The original question: (Classmate interview face problem), if there are 20 pieces of silver, and 1 gold coins, there are A and B in turn according to the following rules to take: a first B, each time can only take 1~4 pieces, the silver coins can be taken after the gold coins, and finally take the gold coins, ask a how much can be guaranteed to win the first time.
The answer is: A for the first time to win 4 pieces.
The Ph. D. In the lab tried to explain it to me by group theory, but in the next few years on the ocean side of Mathematics & theory, he had not wet his knees and was too shallow to understand. After thinking for myself, I thought of a discriminant/general solution to this problem:
A + (Min + Max) * n + 1 = total. A for the first number of a, Min,max for the range of desirable values, 1~4 is Min~max, Min = 1, Max = 4,n is an unrelated constant, total is 20 here.

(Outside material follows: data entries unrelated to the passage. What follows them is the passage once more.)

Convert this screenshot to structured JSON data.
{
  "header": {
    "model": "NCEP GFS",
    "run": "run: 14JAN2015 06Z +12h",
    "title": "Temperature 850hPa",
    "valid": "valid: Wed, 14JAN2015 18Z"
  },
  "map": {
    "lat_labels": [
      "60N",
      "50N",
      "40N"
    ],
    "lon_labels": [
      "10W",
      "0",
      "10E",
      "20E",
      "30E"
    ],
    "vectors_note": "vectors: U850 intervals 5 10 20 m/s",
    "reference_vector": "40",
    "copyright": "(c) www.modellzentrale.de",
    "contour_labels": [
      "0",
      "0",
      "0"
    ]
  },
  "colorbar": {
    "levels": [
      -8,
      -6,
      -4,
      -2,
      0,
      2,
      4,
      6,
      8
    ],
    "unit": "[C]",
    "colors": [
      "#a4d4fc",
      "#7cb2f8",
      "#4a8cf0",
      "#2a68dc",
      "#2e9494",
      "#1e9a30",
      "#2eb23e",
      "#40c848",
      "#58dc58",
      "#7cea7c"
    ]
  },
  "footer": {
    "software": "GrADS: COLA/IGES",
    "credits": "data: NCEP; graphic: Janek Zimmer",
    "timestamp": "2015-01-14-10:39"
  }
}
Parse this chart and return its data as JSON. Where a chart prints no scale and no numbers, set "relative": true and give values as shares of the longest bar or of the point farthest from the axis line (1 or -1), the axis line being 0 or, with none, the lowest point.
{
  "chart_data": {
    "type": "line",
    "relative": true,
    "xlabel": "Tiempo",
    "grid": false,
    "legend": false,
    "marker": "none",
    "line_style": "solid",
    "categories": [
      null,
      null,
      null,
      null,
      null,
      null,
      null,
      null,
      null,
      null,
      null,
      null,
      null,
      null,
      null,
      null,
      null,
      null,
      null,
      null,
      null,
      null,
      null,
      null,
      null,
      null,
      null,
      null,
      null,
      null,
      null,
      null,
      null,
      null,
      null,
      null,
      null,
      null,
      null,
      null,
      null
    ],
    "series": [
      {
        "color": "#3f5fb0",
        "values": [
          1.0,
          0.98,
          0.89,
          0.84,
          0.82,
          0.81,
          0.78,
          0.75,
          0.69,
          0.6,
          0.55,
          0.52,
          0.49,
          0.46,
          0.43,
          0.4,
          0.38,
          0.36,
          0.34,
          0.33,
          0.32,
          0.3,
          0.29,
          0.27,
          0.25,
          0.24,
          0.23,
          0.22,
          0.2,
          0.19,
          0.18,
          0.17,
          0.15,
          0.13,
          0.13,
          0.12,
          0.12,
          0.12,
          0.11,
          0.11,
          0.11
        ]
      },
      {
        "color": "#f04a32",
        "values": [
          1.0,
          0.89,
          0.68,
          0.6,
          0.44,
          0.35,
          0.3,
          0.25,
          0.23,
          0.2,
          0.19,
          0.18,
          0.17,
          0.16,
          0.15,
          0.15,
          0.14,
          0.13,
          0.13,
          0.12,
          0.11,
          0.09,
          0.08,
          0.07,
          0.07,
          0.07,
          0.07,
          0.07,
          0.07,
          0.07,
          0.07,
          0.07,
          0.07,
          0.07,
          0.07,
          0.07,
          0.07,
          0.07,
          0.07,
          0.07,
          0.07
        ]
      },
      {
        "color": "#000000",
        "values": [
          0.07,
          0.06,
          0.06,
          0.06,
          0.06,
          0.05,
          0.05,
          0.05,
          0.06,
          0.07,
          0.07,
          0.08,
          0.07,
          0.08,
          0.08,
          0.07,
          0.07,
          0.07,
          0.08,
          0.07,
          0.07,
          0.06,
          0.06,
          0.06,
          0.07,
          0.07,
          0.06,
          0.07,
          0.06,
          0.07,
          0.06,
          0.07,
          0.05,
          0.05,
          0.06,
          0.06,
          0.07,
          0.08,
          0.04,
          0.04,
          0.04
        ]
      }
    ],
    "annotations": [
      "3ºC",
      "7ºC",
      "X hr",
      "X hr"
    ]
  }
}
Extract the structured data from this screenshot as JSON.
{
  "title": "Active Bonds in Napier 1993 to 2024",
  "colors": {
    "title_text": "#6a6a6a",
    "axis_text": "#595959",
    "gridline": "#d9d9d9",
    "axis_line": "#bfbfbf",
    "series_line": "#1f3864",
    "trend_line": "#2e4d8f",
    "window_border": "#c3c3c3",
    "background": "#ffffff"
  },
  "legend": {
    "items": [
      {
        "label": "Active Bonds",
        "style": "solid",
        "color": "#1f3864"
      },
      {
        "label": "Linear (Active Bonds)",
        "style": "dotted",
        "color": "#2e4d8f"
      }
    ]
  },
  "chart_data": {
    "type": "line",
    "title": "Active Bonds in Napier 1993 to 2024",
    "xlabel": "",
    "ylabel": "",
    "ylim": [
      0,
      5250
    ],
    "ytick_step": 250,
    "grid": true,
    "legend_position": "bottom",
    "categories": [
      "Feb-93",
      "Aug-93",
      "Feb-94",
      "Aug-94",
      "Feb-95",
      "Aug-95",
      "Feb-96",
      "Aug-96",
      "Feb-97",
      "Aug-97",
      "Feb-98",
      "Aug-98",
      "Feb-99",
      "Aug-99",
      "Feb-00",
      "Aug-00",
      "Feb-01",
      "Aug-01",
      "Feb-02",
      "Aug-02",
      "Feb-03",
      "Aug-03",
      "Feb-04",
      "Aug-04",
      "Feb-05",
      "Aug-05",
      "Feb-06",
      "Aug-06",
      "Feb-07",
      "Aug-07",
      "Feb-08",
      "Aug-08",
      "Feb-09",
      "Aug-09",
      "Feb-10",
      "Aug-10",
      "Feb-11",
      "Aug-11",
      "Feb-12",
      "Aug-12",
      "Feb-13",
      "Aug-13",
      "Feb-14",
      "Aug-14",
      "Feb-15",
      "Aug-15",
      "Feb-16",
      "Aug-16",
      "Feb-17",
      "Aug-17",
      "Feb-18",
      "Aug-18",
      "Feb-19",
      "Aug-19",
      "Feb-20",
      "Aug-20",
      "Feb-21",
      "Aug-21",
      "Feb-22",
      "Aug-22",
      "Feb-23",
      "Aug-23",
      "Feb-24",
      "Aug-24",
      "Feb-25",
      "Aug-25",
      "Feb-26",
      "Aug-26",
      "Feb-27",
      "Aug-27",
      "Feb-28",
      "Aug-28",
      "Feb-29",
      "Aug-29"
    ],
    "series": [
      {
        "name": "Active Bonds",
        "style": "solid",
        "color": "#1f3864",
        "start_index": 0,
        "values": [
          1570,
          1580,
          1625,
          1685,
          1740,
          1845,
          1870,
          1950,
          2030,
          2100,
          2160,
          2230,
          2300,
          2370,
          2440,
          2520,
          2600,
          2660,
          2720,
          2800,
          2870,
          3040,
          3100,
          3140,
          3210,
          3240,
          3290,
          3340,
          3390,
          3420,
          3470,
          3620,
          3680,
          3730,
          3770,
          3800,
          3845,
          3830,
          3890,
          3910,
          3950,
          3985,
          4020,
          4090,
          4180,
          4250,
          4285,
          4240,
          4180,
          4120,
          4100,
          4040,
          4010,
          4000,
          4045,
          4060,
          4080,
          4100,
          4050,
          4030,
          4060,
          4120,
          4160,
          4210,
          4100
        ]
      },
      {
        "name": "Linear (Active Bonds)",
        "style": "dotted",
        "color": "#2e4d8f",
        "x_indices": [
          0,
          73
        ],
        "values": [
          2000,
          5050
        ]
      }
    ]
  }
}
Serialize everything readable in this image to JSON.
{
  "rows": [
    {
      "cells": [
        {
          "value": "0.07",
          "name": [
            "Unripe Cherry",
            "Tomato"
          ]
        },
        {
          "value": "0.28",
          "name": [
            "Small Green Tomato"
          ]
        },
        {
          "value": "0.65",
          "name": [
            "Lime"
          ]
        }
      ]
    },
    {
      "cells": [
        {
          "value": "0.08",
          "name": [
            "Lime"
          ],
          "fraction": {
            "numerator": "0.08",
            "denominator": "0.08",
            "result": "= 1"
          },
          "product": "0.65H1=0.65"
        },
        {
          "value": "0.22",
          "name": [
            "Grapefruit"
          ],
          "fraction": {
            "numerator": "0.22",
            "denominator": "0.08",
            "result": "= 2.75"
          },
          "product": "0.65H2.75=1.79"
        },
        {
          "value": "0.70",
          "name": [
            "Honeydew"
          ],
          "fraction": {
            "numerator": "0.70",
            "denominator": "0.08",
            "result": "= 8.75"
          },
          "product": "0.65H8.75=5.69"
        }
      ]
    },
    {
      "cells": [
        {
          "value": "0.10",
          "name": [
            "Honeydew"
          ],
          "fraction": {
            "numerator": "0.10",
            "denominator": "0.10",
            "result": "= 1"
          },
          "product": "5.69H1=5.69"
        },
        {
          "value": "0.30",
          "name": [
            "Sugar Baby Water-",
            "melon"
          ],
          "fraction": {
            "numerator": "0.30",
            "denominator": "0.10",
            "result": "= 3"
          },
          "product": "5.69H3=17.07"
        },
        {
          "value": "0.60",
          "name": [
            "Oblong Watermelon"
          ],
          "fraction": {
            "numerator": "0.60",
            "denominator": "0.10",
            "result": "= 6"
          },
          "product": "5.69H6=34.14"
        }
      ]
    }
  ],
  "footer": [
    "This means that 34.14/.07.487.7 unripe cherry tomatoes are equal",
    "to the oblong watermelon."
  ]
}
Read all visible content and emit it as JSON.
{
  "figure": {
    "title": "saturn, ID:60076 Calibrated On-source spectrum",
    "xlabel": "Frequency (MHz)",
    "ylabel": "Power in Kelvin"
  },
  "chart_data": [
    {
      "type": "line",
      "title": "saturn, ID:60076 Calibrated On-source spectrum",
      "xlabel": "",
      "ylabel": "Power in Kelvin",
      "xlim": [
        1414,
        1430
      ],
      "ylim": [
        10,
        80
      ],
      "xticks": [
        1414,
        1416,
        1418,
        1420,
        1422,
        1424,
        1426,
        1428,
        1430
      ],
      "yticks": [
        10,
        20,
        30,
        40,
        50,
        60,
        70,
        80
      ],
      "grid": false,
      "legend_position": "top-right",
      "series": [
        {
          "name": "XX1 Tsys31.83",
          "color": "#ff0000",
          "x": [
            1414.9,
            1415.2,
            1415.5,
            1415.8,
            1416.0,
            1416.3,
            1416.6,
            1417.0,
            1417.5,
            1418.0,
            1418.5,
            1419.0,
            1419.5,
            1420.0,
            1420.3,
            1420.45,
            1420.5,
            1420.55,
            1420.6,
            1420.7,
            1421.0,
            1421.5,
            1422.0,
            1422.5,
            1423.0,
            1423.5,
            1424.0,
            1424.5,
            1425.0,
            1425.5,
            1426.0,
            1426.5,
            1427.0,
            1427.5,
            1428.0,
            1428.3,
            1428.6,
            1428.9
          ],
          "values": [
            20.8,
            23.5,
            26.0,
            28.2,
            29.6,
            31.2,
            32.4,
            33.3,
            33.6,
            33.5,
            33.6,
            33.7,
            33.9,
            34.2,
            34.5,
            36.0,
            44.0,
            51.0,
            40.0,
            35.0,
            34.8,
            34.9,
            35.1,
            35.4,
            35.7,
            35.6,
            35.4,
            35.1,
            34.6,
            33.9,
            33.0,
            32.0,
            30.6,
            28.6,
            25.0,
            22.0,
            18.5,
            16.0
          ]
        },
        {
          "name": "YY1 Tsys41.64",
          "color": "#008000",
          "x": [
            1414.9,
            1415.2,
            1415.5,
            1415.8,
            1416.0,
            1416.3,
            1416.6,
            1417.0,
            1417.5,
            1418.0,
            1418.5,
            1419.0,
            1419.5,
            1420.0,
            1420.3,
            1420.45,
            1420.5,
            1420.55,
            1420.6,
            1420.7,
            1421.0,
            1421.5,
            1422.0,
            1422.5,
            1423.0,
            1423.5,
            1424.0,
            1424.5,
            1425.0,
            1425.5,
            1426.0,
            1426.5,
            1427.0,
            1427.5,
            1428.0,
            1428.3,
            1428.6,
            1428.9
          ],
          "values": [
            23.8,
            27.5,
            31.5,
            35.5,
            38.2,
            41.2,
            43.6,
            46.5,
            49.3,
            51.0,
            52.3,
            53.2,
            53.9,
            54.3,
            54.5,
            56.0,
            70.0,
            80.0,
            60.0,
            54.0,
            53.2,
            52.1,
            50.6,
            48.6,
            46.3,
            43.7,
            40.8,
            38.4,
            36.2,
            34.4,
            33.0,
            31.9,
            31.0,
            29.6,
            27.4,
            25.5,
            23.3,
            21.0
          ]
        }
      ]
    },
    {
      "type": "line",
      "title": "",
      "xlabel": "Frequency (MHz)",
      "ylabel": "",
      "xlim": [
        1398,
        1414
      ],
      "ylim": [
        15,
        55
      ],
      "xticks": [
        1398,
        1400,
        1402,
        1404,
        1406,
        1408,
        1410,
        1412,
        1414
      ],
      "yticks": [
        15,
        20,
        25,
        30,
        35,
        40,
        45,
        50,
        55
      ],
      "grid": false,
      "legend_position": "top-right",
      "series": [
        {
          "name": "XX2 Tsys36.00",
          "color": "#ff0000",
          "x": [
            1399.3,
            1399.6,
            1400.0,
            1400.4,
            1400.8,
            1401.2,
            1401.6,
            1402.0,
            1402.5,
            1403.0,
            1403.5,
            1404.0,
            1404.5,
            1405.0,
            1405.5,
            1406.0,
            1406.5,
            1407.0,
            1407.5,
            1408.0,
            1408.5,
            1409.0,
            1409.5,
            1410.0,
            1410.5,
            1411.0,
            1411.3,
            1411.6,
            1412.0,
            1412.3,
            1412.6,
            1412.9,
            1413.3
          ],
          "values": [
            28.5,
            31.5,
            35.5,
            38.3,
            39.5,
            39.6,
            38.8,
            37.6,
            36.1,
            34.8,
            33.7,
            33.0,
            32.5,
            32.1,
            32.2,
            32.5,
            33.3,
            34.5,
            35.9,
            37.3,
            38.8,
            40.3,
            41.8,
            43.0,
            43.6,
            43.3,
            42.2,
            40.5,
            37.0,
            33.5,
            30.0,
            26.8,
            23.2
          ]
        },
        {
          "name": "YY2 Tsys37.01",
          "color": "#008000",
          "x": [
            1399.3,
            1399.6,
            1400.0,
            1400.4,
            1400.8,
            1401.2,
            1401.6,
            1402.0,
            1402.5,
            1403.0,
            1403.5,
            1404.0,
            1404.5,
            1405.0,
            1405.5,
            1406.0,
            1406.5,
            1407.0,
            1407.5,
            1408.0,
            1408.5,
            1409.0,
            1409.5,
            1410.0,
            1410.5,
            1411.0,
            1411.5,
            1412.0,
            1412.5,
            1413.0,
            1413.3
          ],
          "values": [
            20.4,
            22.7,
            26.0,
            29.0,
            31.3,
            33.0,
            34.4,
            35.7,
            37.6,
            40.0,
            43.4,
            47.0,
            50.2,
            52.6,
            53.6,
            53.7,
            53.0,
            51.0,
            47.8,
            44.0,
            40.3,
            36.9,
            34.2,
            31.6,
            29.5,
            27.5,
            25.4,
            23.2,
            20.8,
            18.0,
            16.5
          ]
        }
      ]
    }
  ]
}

So here: A + 5*n + 1 = 20 of the solution A is the first time a value is taken.
discriminant meaning: For the above, if there is a a∈[min, Max, then the first person to take/action will be able to win, otherwise, if not, that is a = 0, then take/action the person will win, that is, the first person will lose.
Find the solution to the problem: that is, in the case of a valid a, the value of a is solved.
Why.
The transformation of the original >>> problem is: How to get B to the last silver coin. So the first 20 silver coin's take/action process abstraction is a B a b .... A B. The focus of the problem is a (B a ...). b A) b. b Take the last 1, a take a, then become a + ... + 1 = 20. What about the middle value ... If you don't want to, then don't ask, let the middle of these values become and the final problem has nothing to do. That is, how to let the middle of the N multiple B a pairs of values and with the final result is irrelevant. If the value of the N multiple b pairs in the middle is constant, it has nothing to do with the result. n the value of multiple B-A pairs is constant, the value of the b+a should be constant. How to do it. B's value 1~4,a cannot control the value of B, but a allows b+a to be constant. B,a range of values are 1~4, and C is the range of 2~8, so that a+b = constant C of the value of only one, that is, c=5. So if a can not control B value, a as long as the middle of the process, the value is 5-b, you can make the entire intermediate process into a fixed constant. Then the process of taking/acting becomes a + constant + 1 = a + 5*n + 1 = 20. So the above discriminant/general solution is set up.
Other:
>>> on the formula can be proved, for n silver coins + 1 gold coins, when n=6,11,16,21 ..., a will lose, of course B to have the same as a will to win.
For other similar problems, the above equation can be deformed properly.